Ironia della sorte, per il resto della loro vita, forse anche a causa del peso derivante dal trucco e da tutto l’armamentario e gli sforzi sul set di alcuni dei loro personaggi, entrambi soffrirono di lancinanti dolori reumatici. Il che portò Karloff a finire i suoi giorni (morì nel 1969) su una sedia a rotelle, dopo aver conosciuto comunque una seconda (terza, quarta) stagione di notorietà grazie ad alcuni titoli della AIP ispirati all’opera di Poe, e Lugosi a diventare dipendente dalla morfina. E fu la rovina. Piuttosto macabre, a guardarle ancora oggi, le foto del cadavere dell’attore, morto nel 1956, ritratto nella bara col “costume” di Dracula.
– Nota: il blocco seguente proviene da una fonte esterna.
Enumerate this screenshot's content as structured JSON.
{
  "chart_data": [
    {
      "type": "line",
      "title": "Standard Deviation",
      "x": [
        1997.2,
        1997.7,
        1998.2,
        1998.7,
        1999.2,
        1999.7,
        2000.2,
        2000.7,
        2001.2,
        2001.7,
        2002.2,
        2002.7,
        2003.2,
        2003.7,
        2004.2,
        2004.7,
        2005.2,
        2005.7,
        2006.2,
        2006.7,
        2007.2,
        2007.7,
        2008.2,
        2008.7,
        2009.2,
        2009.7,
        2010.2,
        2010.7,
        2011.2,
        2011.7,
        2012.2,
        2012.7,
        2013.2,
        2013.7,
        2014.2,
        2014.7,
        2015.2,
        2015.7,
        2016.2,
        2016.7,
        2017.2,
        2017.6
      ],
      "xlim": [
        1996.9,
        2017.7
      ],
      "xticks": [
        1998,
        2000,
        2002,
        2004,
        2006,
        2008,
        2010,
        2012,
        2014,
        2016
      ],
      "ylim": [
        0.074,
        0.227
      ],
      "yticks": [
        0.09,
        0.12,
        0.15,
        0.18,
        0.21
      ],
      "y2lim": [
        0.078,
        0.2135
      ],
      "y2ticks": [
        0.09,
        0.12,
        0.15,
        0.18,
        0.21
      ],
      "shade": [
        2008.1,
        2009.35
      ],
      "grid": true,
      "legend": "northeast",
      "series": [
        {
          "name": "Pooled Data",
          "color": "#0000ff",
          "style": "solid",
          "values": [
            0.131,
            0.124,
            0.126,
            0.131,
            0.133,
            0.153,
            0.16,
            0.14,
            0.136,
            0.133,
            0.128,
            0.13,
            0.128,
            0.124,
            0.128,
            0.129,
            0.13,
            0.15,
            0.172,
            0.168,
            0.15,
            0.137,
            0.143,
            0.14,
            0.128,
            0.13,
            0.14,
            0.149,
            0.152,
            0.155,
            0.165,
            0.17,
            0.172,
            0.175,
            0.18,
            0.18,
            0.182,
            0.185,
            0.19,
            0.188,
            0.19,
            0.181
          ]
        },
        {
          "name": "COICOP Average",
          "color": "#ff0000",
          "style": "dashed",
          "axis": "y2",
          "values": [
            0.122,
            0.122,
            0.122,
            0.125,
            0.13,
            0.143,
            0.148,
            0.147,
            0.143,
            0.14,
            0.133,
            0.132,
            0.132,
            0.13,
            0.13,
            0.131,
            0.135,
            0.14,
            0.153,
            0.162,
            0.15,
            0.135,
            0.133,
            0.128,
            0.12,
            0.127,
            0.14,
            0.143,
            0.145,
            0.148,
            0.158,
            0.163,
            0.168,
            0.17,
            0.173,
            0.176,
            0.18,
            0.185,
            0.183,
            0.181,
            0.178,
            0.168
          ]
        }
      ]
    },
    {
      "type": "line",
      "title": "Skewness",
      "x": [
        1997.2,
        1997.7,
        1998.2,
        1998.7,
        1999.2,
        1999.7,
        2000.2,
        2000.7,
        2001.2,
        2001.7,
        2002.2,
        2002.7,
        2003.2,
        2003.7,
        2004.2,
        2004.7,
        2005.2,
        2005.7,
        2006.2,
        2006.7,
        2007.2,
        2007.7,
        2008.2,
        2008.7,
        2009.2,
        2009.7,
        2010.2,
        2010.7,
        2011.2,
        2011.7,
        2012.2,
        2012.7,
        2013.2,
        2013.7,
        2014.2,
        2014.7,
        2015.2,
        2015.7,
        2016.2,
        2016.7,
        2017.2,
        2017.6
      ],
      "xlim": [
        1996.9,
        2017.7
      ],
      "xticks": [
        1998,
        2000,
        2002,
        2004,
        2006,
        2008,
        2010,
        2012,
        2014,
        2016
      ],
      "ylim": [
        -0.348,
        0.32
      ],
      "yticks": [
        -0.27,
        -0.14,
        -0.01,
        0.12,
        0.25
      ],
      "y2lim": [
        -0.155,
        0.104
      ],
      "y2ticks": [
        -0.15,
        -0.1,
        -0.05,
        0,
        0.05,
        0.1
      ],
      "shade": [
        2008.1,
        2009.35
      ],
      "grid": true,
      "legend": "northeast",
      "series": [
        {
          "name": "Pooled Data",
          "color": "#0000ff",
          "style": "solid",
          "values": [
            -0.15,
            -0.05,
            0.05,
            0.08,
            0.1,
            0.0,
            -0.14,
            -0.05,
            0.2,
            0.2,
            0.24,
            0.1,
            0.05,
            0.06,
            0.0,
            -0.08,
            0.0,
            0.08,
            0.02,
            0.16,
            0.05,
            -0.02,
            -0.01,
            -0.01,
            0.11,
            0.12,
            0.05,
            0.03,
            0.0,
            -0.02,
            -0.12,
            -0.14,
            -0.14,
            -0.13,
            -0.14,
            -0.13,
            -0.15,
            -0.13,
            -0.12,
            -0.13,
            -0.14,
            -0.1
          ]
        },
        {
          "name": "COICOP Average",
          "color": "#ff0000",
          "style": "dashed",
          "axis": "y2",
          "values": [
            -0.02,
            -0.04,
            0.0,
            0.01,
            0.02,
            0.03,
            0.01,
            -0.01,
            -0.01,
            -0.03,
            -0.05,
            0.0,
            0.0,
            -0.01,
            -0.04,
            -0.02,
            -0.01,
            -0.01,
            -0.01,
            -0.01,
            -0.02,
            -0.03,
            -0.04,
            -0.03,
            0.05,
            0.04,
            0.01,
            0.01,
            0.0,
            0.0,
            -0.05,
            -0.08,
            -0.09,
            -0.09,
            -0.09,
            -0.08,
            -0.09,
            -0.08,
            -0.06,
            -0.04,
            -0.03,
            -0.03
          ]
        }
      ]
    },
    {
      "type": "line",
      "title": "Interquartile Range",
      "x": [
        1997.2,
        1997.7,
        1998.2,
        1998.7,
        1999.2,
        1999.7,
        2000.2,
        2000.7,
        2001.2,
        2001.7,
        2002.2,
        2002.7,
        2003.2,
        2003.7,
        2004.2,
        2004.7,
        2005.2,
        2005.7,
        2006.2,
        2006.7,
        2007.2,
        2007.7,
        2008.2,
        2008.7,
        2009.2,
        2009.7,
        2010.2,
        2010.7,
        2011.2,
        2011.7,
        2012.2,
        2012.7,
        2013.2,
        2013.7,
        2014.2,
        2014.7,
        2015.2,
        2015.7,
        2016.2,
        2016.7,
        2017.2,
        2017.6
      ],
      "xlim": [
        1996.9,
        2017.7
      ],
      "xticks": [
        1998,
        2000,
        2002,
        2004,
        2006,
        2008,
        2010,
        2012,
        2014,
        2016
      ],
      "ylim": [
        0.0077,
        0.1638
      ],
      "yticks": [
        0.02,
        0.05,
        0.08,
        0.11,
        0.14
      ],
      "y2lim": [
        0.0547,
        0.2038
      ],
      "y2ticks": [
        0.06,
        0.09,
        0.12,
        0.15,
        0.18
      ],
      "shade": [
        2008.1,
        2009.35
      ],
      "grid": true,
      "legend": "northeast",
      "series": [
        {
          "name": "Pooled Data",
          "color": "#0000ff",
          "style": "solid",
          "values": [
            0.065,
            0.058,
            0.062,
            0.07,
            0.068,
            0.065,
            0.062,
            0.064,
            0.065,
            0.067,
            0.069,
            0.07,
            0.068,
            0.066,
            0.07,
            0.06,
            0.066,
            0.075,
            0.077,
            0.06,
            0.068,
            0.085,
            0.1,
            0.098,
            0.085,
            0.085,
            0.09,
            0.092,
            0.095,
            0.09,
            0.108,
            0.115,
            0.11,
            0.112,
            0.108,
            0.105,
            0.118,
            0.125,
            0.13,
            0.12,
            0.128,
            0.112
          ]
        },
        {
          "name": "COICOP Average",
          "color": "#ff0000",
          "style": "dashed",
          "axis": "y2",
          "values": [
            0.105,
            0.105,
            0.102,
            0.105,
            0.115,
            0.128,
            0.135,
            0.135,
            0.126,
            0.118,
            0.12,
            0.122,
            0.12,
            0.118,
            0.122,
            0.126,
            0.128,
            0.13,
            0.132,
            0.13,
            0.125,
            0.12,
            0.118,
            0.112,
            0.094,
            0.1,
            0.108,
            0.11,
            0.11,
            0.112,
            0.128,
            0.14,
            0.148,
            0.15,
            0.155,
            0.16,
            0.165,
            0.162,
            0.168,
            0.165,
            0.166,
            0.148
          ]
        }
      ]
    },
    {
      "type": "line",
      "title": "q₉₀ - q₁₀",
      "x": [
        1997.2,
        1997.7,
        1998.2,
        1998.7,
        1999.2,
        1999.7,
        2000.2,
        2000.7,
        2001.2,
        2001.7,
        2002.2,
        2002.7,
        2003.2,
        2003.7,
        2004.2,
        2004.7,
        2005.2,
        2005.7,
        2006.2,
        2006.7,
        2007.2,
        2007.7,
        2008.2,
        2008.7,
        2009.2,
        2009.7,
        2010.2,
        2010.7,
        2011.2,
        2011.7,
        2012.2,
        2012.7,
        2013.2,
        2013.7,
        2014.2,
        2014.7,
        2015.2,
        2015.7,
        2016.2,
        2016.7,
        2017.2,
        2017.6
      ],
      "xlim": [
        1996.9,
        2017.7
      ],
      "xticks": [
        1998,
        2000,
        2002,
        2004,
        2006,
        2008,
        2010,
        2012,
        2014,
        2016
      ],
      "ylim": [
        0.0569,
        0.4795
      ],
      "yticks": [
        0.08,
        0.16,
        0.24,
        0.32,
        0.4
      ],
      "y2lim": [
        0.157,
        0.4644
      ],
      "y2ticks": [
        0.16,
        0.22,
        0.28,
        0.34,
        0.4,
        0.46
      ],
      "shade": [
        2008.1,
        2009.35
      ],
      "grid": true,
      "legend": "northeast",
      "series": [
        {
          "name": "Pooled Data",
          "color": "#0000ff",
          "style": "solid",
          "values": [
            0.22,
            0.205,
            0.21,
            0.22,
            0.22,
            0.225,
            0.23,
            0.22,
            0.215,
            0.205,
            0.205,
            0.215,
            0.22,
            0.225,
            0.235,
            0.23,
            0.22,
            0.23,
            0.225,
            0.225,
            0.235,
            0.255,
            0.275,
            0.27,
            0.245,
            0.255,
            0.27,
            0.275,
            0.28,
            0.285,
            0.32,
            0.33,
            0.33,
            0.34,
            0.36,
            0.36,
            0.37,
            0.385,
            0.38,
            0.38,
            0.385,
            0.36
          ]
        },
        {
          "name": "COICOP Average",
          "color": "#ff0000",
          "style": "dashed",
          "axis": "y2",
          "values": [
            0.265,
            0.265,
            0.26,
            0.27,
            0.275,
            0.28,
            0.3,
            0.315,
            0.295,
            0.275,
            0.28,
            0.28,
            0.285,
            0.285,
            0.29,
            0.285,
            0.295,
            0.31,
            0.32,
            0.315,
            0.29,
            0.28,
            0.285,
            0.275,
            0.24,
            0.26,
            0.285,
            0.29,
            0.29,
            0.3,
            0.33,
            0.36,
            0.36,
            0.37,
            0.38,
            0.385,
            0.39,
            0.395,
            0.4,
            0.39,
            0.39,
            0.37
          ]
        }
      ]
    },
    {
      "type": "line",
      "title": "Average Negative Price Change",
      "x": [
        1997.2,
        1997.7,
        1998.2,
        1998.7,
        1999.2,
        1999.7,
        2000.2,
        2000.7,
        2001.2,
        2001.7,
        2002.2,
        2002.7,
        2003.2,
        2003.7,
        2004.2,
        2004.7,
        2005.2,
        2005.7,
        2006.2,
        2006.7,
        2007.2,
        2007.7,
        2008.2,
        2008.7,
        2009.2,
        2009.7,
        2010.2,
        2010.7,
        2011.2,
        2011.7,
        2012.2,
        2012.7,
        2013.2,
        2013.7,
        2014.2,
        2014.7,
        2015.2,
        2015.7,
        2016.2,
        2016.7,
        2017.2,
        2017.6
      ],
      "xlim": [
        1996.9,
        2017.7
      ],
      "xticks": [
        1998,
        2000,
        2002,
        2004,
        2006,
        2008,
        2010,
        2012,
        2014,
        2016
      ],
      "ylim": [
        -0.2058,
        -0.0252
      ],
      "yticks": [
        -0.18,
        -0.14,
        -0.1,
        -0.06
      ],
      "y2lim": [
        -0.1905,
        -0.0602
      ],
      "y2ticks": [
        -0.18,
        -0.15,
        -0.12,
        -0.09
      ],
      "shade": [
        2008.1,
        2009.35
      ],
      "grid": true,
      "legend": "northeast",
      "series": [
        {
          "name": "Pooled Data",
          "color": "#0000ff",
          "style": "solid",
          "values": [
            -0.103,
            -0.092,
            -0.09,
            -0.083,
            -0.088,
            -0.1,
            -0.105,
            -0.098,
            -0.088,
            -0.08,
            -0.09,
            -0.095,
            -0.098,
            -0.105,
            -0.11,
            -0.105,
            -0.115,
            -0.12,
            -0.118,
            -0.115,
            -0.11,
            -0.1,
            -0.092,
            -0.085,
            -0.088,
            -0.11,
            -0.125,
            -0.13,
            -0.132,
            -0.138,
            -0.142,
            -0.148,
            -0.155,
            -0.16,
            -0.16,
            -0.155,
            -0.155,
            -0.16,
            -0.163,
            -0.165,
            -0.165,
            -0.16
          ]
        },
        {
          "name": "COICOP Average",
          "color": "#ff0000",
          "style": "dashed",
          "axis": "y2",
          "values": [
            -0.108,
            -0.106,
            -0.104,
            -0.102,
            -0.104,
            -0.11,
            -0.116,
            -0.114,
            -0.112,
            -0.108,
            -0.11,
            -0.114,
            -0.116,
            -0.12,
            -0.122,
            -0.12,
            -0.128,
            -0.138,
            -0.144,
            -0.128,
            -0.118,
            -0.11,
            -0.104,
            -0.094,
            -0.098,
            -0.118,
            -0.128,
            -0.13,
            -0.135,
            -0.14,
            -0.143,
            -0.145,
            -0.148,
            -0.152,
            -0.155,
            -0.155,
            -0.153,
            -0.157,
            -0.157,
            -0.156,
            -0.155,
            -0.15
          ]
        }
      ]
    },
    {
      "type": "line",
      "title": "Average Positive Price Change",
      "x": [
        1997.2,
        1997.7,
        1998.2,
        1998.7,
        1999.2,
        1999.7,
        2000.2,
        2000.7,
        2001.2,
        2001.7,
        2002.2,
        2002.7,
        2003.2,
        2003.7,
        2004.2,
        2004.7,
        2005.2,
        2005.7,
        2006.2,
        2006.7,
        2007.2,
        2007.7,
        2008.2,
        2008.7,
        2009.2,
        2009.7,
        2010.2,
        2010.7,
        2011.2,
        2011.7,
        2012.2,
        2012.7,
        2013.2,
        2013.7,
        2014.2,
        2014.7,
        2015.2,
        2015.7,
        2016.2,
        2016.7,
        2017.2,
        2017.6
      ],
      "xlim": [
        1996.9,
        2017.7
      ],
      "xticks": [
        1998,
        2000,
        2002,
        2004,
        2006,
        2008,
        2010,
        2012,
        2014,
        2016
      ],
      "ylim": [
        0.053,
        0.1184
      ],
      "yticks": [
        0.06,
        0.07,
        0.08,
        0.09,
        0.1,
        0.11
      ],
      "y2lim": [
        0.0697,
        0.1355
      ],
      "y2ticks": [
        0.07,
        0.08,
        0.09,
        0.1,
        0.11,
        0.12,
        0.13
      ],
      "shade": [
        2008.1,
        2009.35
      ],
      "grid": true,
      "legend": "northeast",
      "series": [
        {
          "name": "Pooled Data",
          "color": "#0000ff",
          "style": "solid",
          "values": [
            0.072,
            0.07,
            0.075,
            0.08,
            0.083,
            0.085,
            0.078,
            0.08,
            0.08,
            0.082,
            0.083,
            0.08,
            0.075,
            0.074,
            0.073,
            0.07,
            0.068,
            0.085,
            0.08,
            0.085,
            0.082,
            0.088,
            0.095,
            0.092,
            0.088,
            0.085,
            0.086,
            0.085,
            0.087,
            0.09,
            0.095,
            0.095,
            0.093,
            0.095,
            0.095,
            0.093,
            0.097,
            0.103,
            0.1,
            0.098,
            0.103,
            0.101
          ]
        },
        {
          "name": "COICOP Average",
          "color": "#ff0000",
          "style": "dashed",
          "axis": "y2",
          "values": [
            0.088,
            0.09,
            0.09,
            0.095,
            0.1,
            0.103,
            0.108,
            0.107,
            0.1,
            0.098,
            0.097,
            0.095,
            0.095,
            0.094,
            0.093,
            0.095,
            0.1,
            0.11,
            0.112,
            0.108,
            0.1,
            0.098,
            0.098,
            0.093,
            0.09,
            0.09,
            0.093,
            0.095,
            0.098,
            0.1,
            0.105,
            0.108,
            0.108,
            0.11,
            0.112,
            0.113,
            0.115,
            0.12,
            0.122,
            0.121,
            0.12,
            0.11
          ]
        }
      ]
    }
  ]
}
Tornando tuttavia alle scelte artistiche dell’attore ungherese, e riallacciandoci all’ingarbugliata “matassa” di ruoli cinematografici che a un certo punto iniziarono a intricarsi tra loro, per farla molto breve, andò a finire che colui che inizialmente aveva rifiutato il ruolo del Mostro di Frankenstein, non ritenendolo adeguato allo “status” improvvisamente acquisito, alla fine dovette “accontentarsi” di interpretare (nel film “Il figlio di Frankenstein” del ’39 e nel seguito “Il terrore di Frankenstein” del 1942), prima soltanto il servo gobbo dello scienziato pazzo (il proverbiale Ygor, che sarà poi parodiato da Marty Feldman come “Aigor” nel celeberrimo film di Mel Brooks del 1975), e poi la Creatura vera e propria, nel già citato “Frankenstein contro l’Uomo Lupo” del ‘43. E questa volta senza potersi lamentare di alcunché, ovviamente. Tanto meno della (non certo elevata) paga.